It must have shown on his face.
‘You know the upside of wearing a helmet all the time is nobody can see your feelings written clearly all over your face.’
Suddenly conscious that she had seen the flash of jealousy, he did his best to make his expression neutral.
‘The downside is you can never really get to know anyone,’ Axe shot back.
‘You’re not wrong.’
He didn’t know what that meant and he wasn’t sure he wanted to. The gnawing feeling was eating away at his stomach as he spoke to her and he was beginning to think coming there was a bad idea.

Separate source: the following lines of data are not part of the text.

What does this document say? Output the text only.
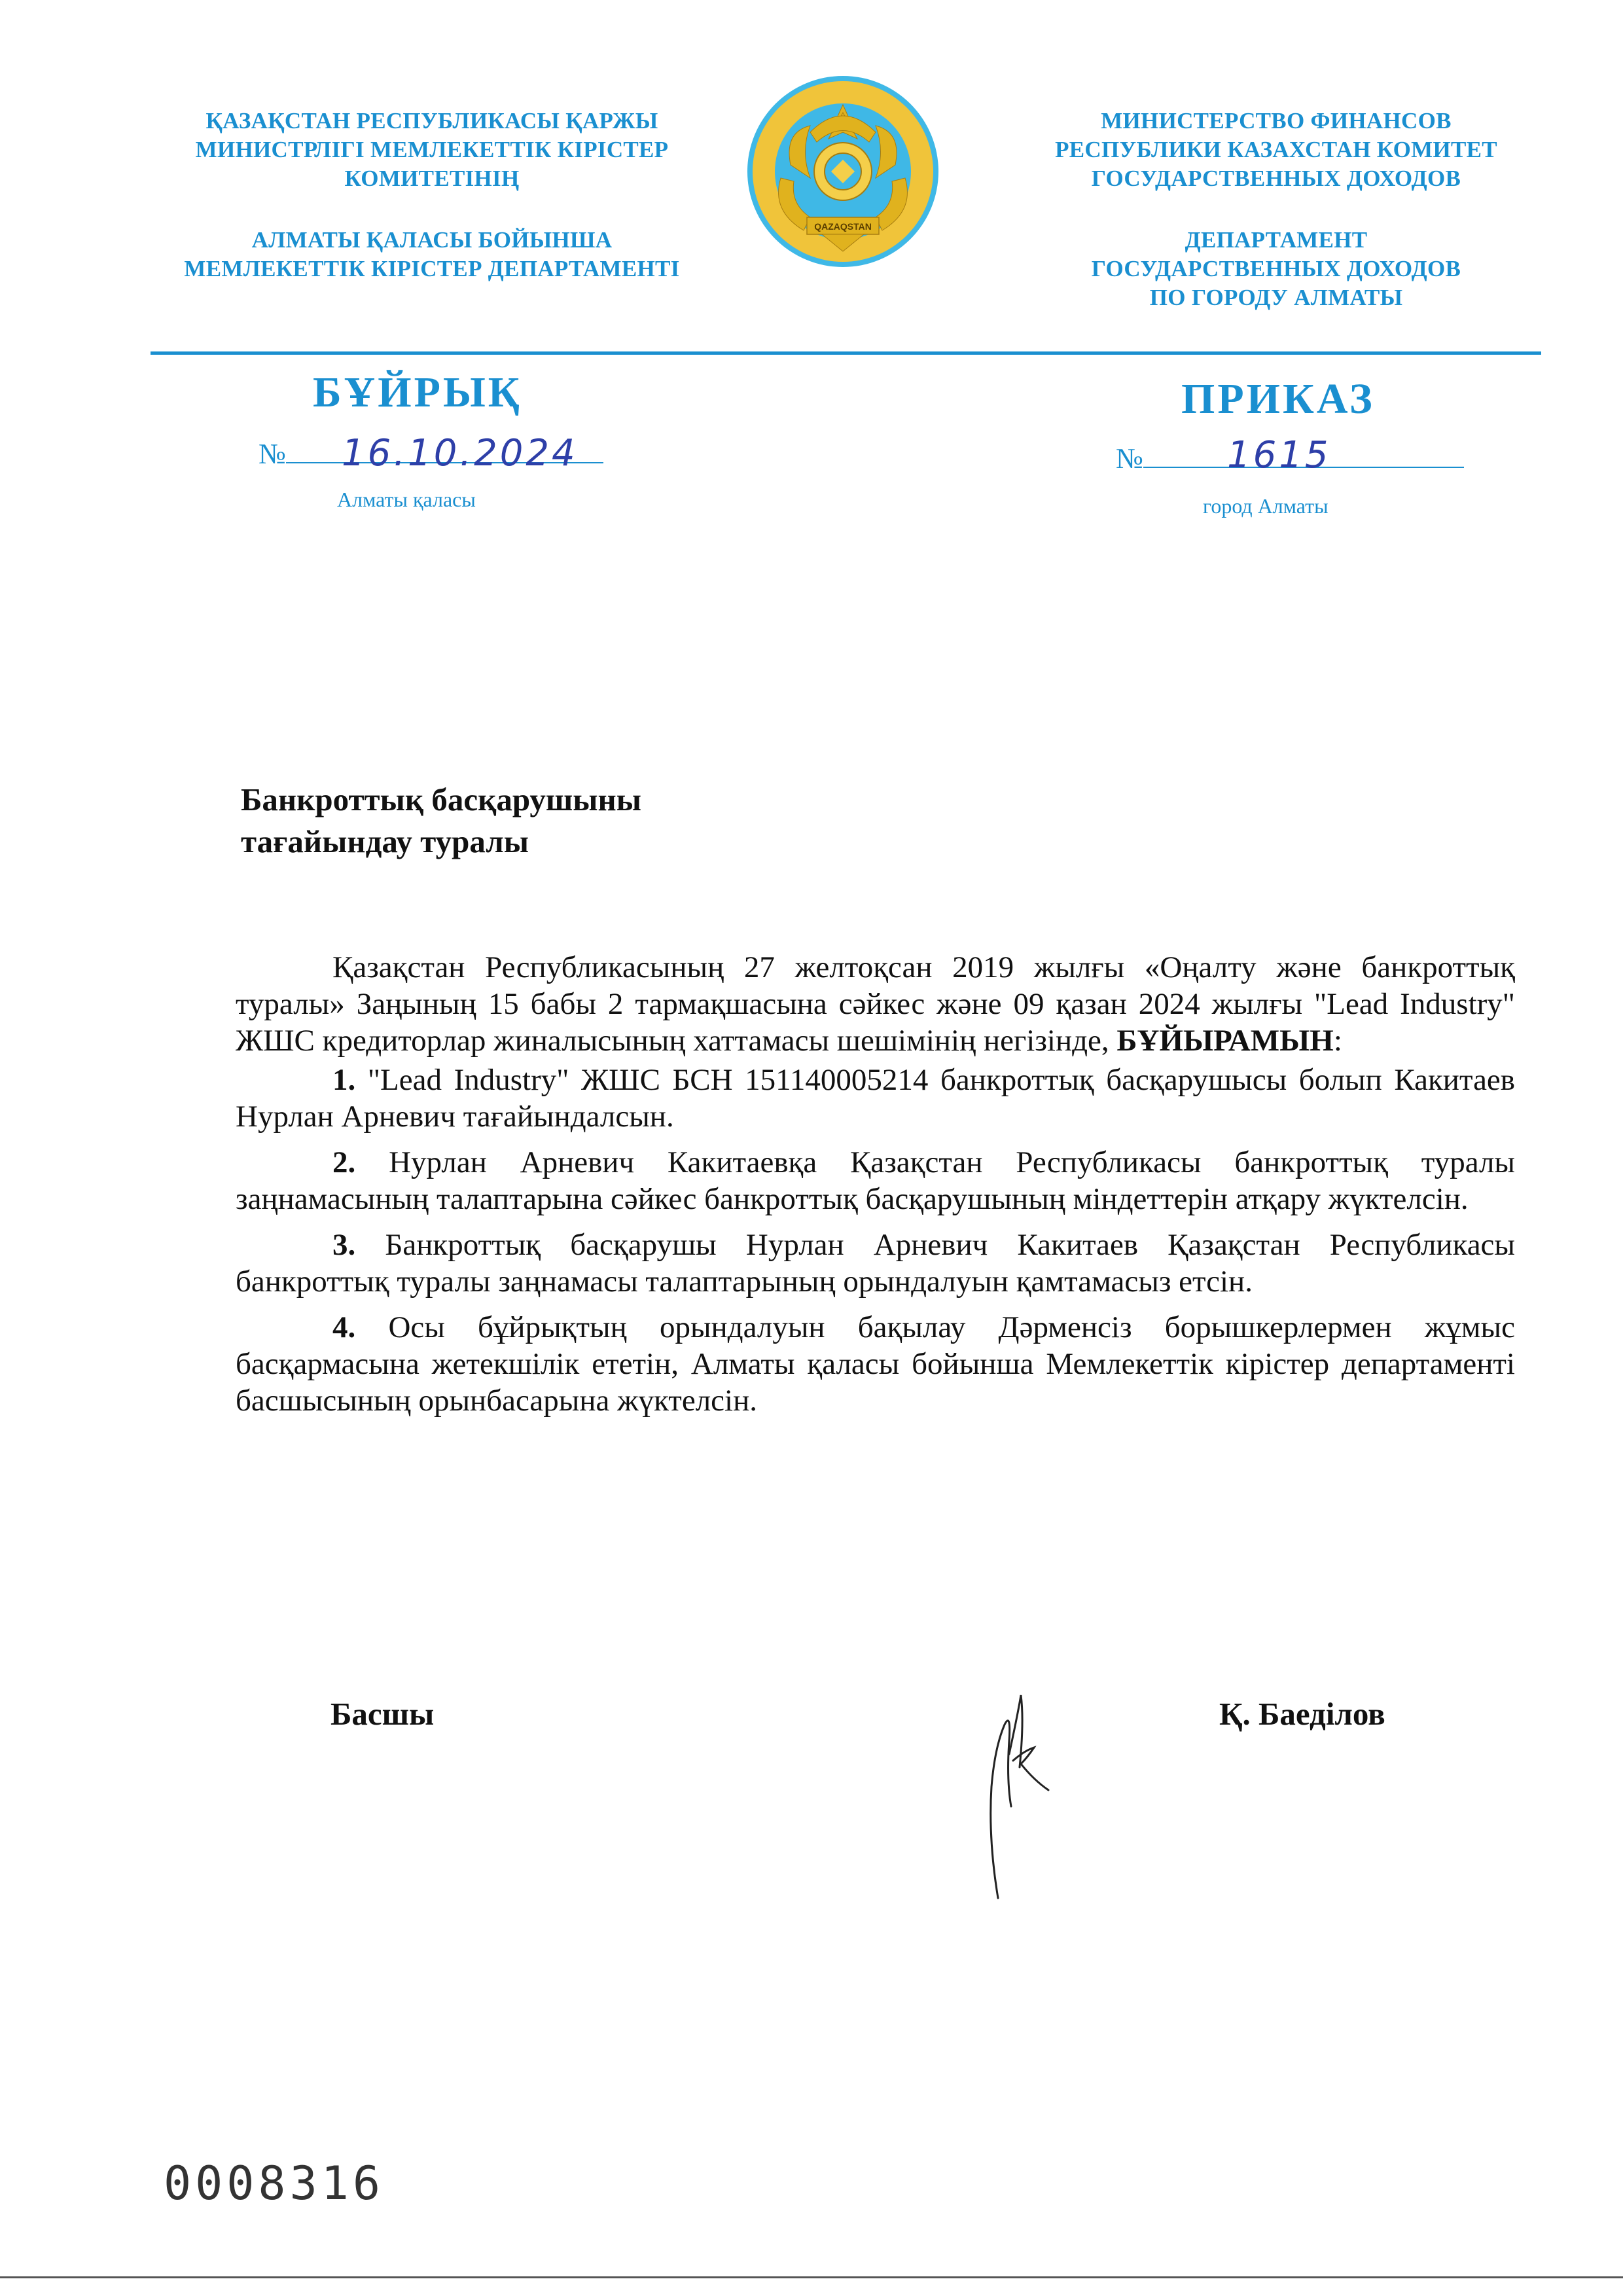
ҚАЗАҚСТАН РЕСПУБЛИКАСЫ ҚАРЖЫ
МИНИСТРЛІГІ МЕМЛЕКЕТТІК КІРІСТЕР
КОМИТЕТІНІҢ
АЛМАТЫ ҚАЛАСЫ БОЙЫНША
МЕМЛЕКЕТТІК КІРІСТЕР ДЕПАРТАМЕНТІ
QAZAQSTAN
МИНИСТЕРСТВО ФИНАНСОВ
РЕСПУБЛИКИ КАЗАХСТАН КОМИТЕТ
ГОСУДАРСТВЕННЫХ ДОХОДОВ
ДЕПАРТАМЕНТ
ГОСУДАРСТВЕННЫХ ДОХОДОВ
ПО ГОРОДУ АЛМАТЫ
БҰЙРЫҚ	ПРИКАЗ
№	16.10.2024
Алматы қаласы
№	1615
город Алматы
Банкроттық басқарушыны
тағайындау туралы

Қазақстан Республикасының 27 желтоқсан 2019 жылғы «Оңалту және банкроттық туралы» Заңының 15 бабы 2 тармақшасына сәйкес және 09 қазан 2024 жылғы "Lead Industry" ЖШС кредиторлар жиналысының хаттамасы шешімінің негізінде, БҰЙЫРАМЫН:

1. "Lead Industry" ЖШС БСН 151140005214 банкроттық басқарушысы болып Какитаев Нурлан Арневич тағайындалсын.

2. Нурлан Арневич Какитаевқа Қазақстан Республикасы банкроттық туралы заңнамасының талаптарына сәйкес банкроттық басқарушының міндеттерін атқару жүктелсін.

3. Банкроттық басқарушы Нурлан Арневич Какитаев Қазақстан Республикасы банкроттық туралы заңнамасы талаптарының орындалуын қамтамасыз етсін.

4. Осы бұйрықтың орындалуын бақылау Дәрменсіз борышкерлермен жұмыс басқармасына жетекшілік ететін, Алматы қаласы бойынша Мемлекеттік кірістер департаменті басшысының орынбасарына жүктелсін.

Басшы	Қ. Баеділов
0008316
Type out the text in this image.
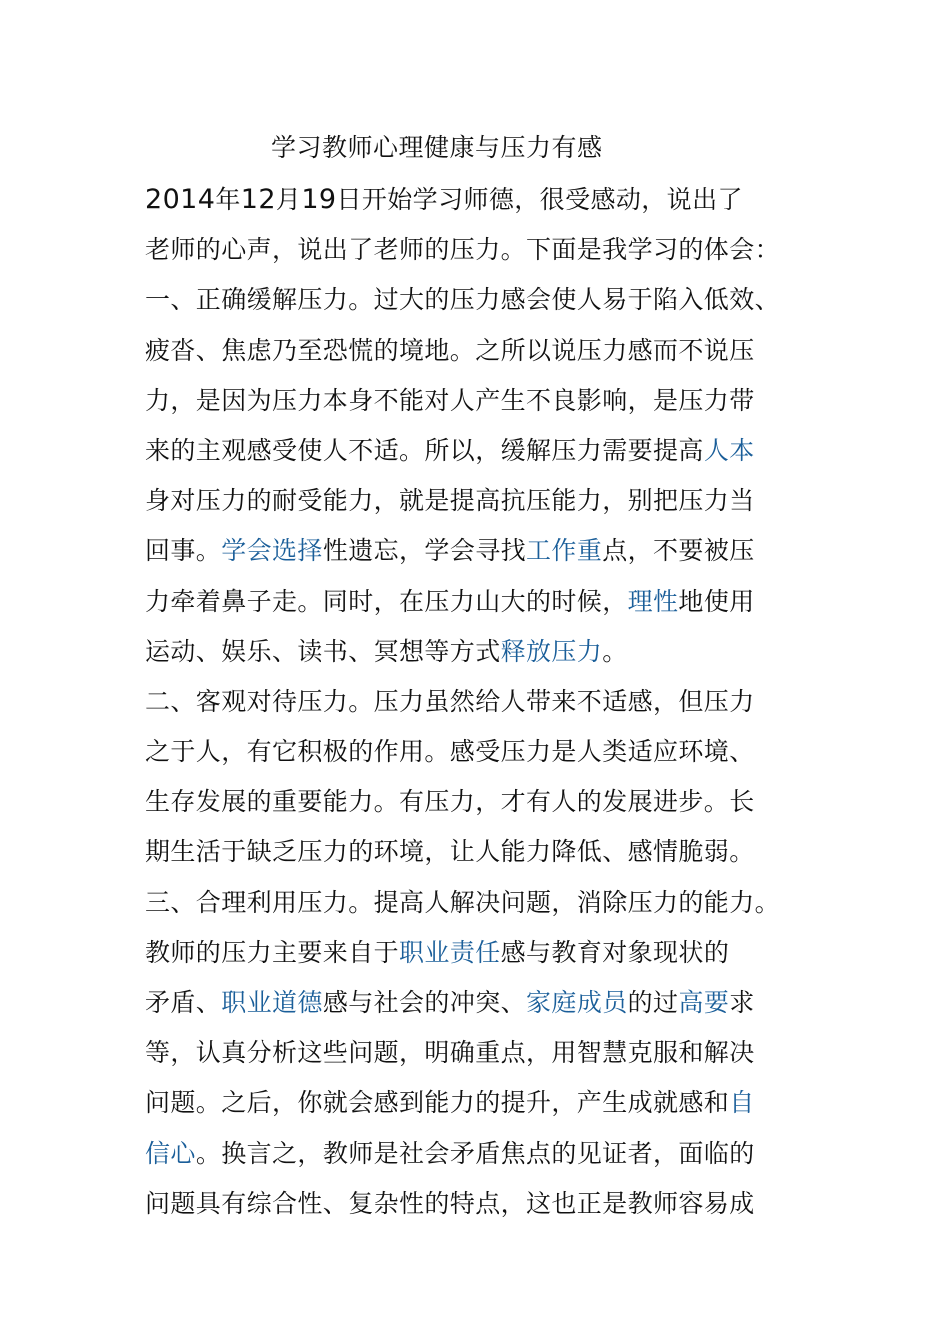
学习教师心理健康与压力有感
2014年12月19日开始学习师德，很受感动，说出了
老师的心声，说出了老师的压力。下面是我学习的体会：
一、正确缓解压力。过大的压力感会使人易于陷入低效、
疲沓、焦虑乃至恐慌的境地。之所以说压力感而不说压
力，是因为压力本身不能对人产生不良影响，是压力带
来的主观感受使人不适。所以，缓解压力需要提高人本
身对压力的耐受能力，就是提高抗压能力，别把压力当
回事。学会选择性遗忘，学会寻找工作重点，不要被压
力牵着鼻子走。同时，在压力山大的时候，理性地使用
运动、娱乐、读书、冥想等方式释放压力。
二、客观对待压力。压力虽然给人带来不适感，但压力
之于人，有它积极的作用。感受压力是人类适应环境、
生存发展的重要能力。有压力，才有人的发展进步。长
期生活于缺乏压力的环境，让人能力降低、感情脆弱。
三、合理利用压力。提高人解决问题，消除压力的能力。
教师的压力主要来自于职业责任感与教育对象现状的
矛盾、职业道德感与社会的冲突、家庭成员的过高要求
等，认真分析这些问题，明确重点，用智慧克服和解决
问题。之后，你就会感到能力的提升，产生成就感和自
信心。换言之，教师是社会矛盾焦点的见证者，面临的
问题具有综合性、复杂性的特点，这也正是教师容易成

‘Go back to your fleet, Axe,’ she said sternly. ‘I don’t need anyone’s help, and if I did I wouldn’t call you.’
That one really hurt.
And it was the final blow.
Without another word he turned around and left her standing alone in her empty palace.
A princess with nothing to rule.
**
The next time he saw her he wasn’t surprised that the person by her side was her favourite Mandalorian – Din Djarin. And he couldn’t help but noticed the Darksaber was still in his possession.
The green-eyed monster took over watching them walk through the field.
And fighting her was kind of cathartic.
Even if he lost.
But as Din Djarin looked at the group and asked the question, Axe felt his heart soften a bit.
‘Would this blade then not belong to her?’
He wasn’t wrong. It was a loophole but it was a clever one, and as Axe looked to Bo and her eyes searched the group, he realised she was having the same realisation.
‘Would it not belong to her?’ the zealot repeated.
He looked from Din Djarin to Bo-Katan and he could see it. Hearing the words from the man that she trusted, Bo-Katan was ready to take the blade again, to lead her people in the way Axe had always known she was destined to.
He hadn’t seen that fire in her for a long time.
And perhaps he had been wrong to judge Din Djarin’s influence on her. Perhaps it had all been part of a journey she was required to go on before she could accept she was the best person to unite Mandalore.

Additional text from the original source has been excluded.